After ignoring all the unnecessary text, you can create separate small functions to extract text. For example, extract a line if it matches a regular expression, read all text between two consecutive line numbers or regexes, read a fixed string. Here, you have the parsers. Now, you can read text in a line of a page or use a default value if there isn’t any.

public class ParseFromLineNumberWithRegex : IParse
{
    private readonly string Key;
    private readonly int LineNumber;
    private readonly Regex Pattern;
        
    public ParseFromLineNumberWithRegex(string key, int lineNumber, Regex pattern)
    {
        this.Key = key;
        this.LineNumber = lineNumber;
        this.Pattern = pattern;
    }
        
    // Parse if the given line matches a regex and
    // returns the first matching group
    public IDictionary<String, String> Parse(String line, int lineNumber)
    {
        if (lineNumber == this.LineNumber)
        {
            var matches = this.Pattern.Match(line);
            if (matches.Success)
            {
                HasMatched = true;
                var value = matches.Groups[1].Value;
                return new Dictionary<string, string> { { Key, value.Trim() } };
            }
        }
        return new Dictionary<string, string>();
    }
}

Transformations

But, what about the text spawning many pages? Now, you can introduce the transformations to flatten all lines spawning many pages into a single stream of lines. So, you can use the same parsers in every one of these lines.

For example, in the case of an invoice, imagine all purchased items are in a table. It starts with a header and ends with the subtotal of all purchased items.
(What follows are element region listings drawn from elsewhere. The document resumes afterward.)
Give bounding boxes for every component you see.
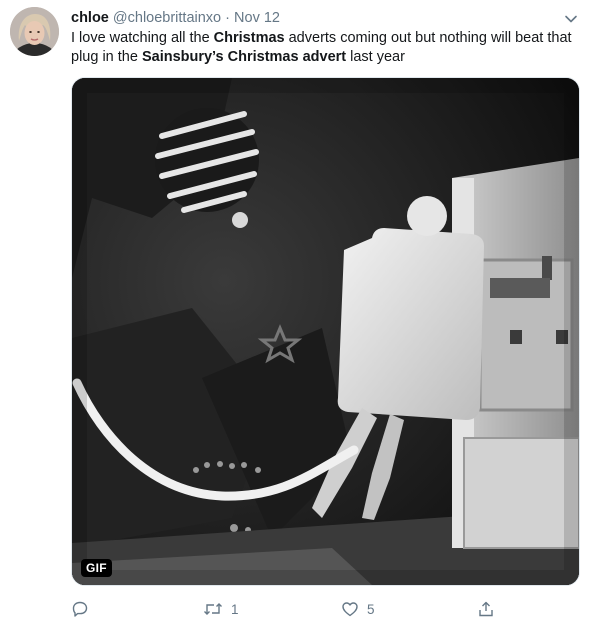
share-button[interactable] [477,598,495,620]
tweet-actions: 1 5 [71,598,578,622]
display-name[interactable]: chloe [71,10,109,26]
share-icon [479,601,493,617]
retweet-button[interactable]: 1 [203,598,239,620]
reply-icon [72,601,88,617]
like-button[interactable]: 5 [341,598,375,620]
gif-media[interactable]: GIF [71,77,580,586]
retweet-icon [204,603,222,615]
heart-icon [342,602,358,617]
avatar-image [10,7,59,56]
retweet-count: 1 [231,601,239,617]
gif-frame [72,78,579,585]
chevron-down-icon[interactable] [562,10,580,28]
like-count: 5 [367,601,375,617]
tweet[interactable]: chloe @chloebrittainxo · Nov 12 I love w… [0,0,599,635]
tweet-date[interactable]: Nov 12 [234,10,280,26]
tweet-text-part: I love watching all the [71,30,214,46]
avatar[interactable] [10,7,59,56]
highlight-term: Sainsbury’s Christmas advert [141,49,347,65]
highlight-term: Christmas [213,30,285,46]
handle[interactable]: @chloebrittainxo [113,10,221,26]
separator: · [225,10,231,26]
tweet-header: chloe @chloebrittainxo · Nov 12 [71,9,559,27]
tweet-text-part: last year [346,49,405,65]
gif-badge: GIF [81,559,112,577]
tweet-text: I love watching all the Christmas advert… [71,29,576,67]
reply-button[interactable] [71,598,97,620]
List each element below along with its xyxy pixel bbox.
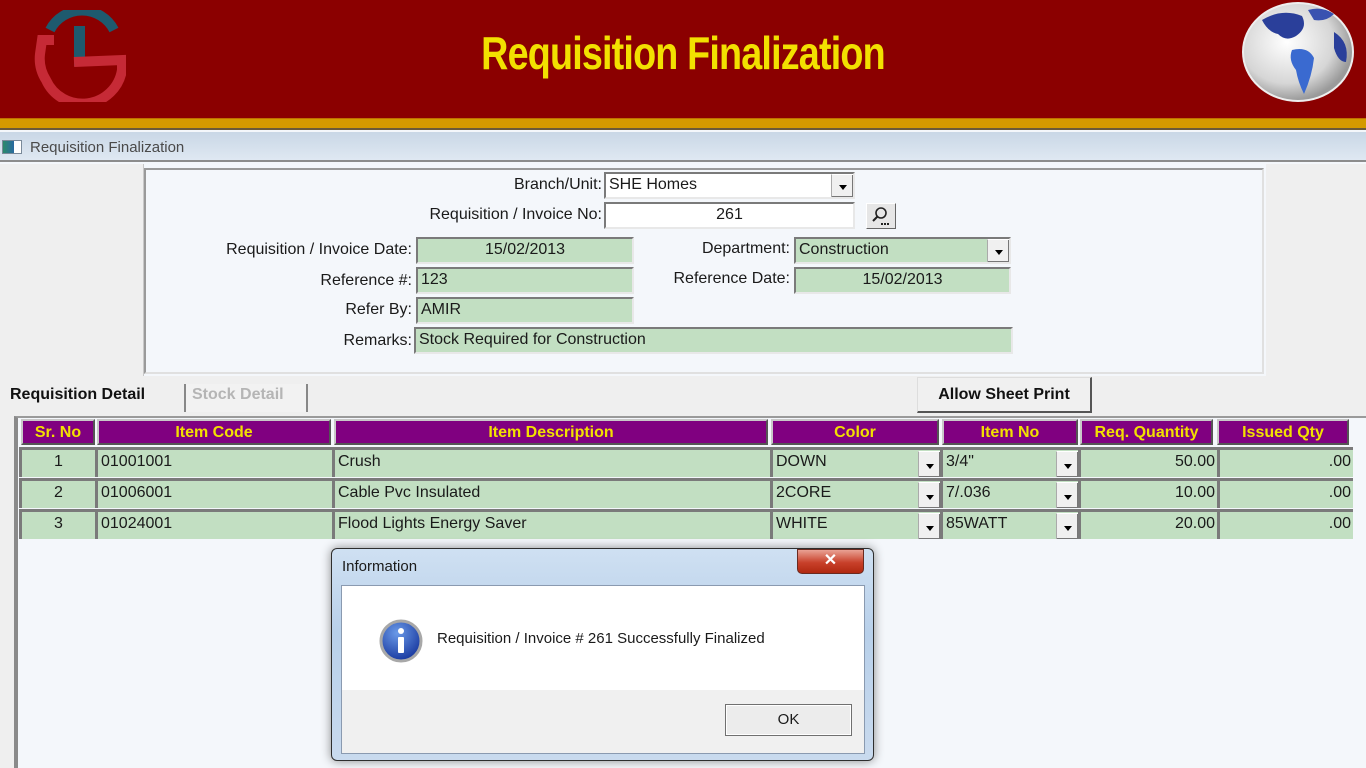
ok-button[interactable]: OK [725,704,852,736]
column-header-sr-no[interactable]: Sr. No [21,419,95,445]
branch-unit-select[interactable]: SHE Homes [604,172,855,199]
reference-date-label: Reference Date: [673,270,790,287]
cell-item-no-select[interactable]: 3/4" [940,447,1078,477]
banner-stripe [0,118,1366,130]
cell-issued-qty[interactable]: .00 [1217,509,1353,539]
chevron-down-icon[interactable] [831,174,853,197]
window-title-bar: Requisition Finalization [0,132,1366,162]
invoice-date-field[interactable]: 15/02/2013 [416,237,634,264]
chevron-down-icon[interactable] [1056,513,1078,539]
department-label: Department: [701,240,790,257]
cell-sr-no[interactable]: 2 [19,478,95,508]
cell-color-select[interactable]: DOWN [770,447,940,477]
grid-left-strip [0,416,14,768]
column-header-req-quantity[interactable]: Req. Quantity [1080,419,1213,445]
cell-color-value: 2CORE [776,484,832,501]
cell-req-quantity[interactable]: 20.00 [1078,509,1217,539]
cell-issued-qty[interactable]: .00 [1217,447,1353,477]
branch-unit-label: Branch/Unit: [513,176,602,193]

So you can use again some skippers to extract these lines between the header and the subtotal.

public class TransformFromMultipleSkips : ITransform
{
    private readonly IList<ISkip> ToSkip;

    public TransformFromMultipleSkips(IList<ISkip> skippers)
    {
        ToSkip = skippers;
    }

    public List<string> Transform(List<List<string>> allPages)
    {
       // Chain applies the next skipper on the output of the previous one
        List<String> details = ToSkip.Chain(allPages)
                                     .SelectMany(t => t)
                                     .ToList();
        return details;
    }
}

// Table starts with "Code Description Price Total"
// and ends with "S U B T O T A L"
new TransformFromMultipleSkips(
    new SkipBeforeRegexAndAfterRegex(
        before: new Regex(@"\|\s+Code\s+.+Total\s+\|"),
        after: new Regex(@"\|\s+\|\s+S U B T O T A L\s+\|")),
    new SkipBlankLines());

All the pieces

Then, you can create a method put everything in place. You apply all skippers in every page, so you only keep relevant information. After that, you run all parsers in the appropriate pages and lines from the output of skippers.

public Dictionary<string, Dictionary<string, string>> Parse(List<List<String>> lines)
{
    List<List<String>> pages = _headerSkipers.Chain(lines);

    foreach (var page in pages.Select((Content, Number) => new { Number, Content }))
    {
        var parsers = FindPasersForPage(_headerParsers, page.Number, lines.Count);
        if (parsers.Any())
            ParseOnceInPage(parsers, page.Content);
    }

    if (_detailParsers != null && _detailParsers.Any())
    {
        List<String> details = (_transform != null)
                ? _transform.Transform(pages)
                : pages.SelectMany(t => t).ToList();

        ParseInEveryLine(_detailParsers, details);
    }

    return _output;
}

Conclusion

Finally, with this approach, you or any of your coworkers could reuse the same constructs to parse a new file. You can add new files without coding the whole thing every time you are asked to support a new file. You need to come up with the right skippers and parsers based on the structure of the new file.

PS: All these ideas and other suggestions from my coworkers gave birth to Parsinator, a library to turn structured or unstructured text into a header-detail representation. I used Parsinator to connect 4 legacy client softwares to a document API by parsing pdfs and plain text files to input xml files. In the Sample project you can see how to parse a plain-text invoice and a GPS frame. Feel free to take a look at it. All ideas and contributions are more than welcome!